Chapter 13

Thirteen hours after I planted the diamonds in the women’s toilets, I reclaimed them, and checked out of the hotel.

The Dubai — Muscat bus was a sleek, air-conditioned cruiser that drove at unchanging, ponderous speed down the middle of the giant, sparse highway for six and a half hours, two of which were spent in a maze of border crossings. Emirati officials glanced at my American passport and weren’t interested. The Indians and Pakistanis heading to Oman were subjected to several hours of speculation.

“It happens every time,” said the woman next to me, chewing busily on sunflower seeds as we sat on our bags outside the customs shed. She spat the kernels to one side, and grinned a broad-toothed grin. “You’re lucky; your country is rich. No one cares what rich people do. Hey, want to hear something funny?”

Sure, why not.

She grinned a dental-disaster of a grin and in heavily accented English intoned, “Do dolphins ever do anything by accident? No! They do it on porpoise!” and laughed until the tears rolled down her face.

The bus zig-zagged through the mountains, a nowhere land of empty roads before the Omani border, where we presented our luggage for search. No one bothered to open the pot of sun lotion in which the diamonds were carefully stashed; the drug dogs found nothing interesting as they snuffled along the line. Omani immigration was housed in a faux-Arabian palace, which owed more of its architecture to Disney than Sinan Pasha.

“You alone?” asked the inspector.

“Yes.”

“Married?”

“No.”

“You got someone to stay with?”

“Yes.”

“But you’re not married?”

“No.”

His lips puckered a little in distaste, but though I was a single woman, I was travelling on a public bus and thus, finding no satisfactory diplomatic reason to reject me, he gave me the visa.

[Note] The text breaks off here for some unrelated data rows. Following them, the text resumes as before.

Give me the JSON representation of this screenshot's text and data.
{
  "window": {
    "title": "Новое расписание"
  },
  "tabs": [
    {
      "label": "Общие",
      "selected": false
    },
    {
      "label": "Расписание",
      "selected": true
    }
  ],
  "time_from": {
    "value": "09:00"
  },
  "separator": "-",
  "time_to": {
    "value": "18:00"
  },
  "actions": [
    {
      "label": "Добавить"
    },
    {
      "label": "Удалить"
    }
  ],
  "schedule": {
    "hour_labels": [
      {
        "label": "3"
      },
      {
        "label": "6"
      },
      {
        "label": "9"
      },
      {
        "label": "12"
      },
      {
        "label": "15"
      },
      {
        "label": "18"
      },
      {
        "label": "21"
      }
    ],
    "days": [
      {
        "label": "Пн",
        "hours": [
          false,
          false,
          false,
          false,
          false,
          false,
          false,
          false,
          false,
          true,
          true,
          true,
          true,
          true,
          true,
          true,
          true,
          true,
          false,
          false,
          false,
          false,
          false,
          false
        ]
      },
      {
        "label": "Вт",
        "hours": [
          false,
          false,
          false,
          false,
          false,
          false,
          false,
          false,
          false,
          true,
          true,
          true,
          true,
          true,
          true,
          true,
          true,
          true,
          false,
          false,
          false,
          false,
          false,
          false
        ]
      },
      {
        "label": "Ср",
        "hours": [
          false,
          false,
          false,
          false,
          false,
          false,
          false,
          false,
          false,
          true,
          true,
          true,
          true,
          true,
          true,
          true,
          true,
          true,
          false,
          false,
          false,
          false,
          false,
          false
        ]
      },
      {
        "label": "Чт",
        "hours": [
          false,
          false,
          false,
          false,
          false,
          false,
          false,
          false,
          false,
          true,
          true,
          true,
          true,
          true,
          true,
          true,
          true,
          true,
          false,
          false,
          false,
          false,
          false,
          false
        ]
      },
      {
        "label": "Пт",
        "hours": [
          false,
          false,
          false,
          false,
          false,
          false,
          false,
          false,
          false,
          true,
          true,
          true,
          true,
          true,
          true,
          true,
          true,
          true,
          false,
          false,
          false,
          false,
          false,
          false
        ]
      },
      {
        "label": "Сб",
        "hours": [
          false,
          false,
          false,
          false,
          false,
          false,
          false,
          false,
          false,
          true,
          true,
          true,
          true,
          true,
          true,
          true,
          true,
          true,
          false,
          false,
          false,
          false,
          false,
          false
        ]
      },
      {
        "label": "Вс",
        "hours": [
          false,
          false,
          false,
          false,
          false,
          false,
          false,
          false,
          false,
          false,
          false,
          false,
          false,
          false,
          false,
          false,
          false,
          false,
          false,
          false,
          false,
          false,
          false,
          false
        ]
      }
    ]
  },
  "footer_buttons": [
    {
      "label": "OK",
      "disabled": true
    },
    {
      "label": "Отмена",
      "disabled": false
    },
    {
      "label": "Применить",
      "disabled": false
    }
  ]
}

On the road everything was yellow.

For a while I counted cars; then I counted shrubs, then there was neither of either to count and I stared at dust and wondered how many grains of sand blew into the sea every year, and whether you could build a pyramid from them. The coast of Oman had been dug and sown with hardy dark green trees and thin, drooping beige fields, but the dust crept across every porch of every nowhere town that hugged the road.

Words, when I think of Muscat:

• Welcoming — racks of meat, smiles at every door, the words “you must meet my mother” are spoken in genuine joy.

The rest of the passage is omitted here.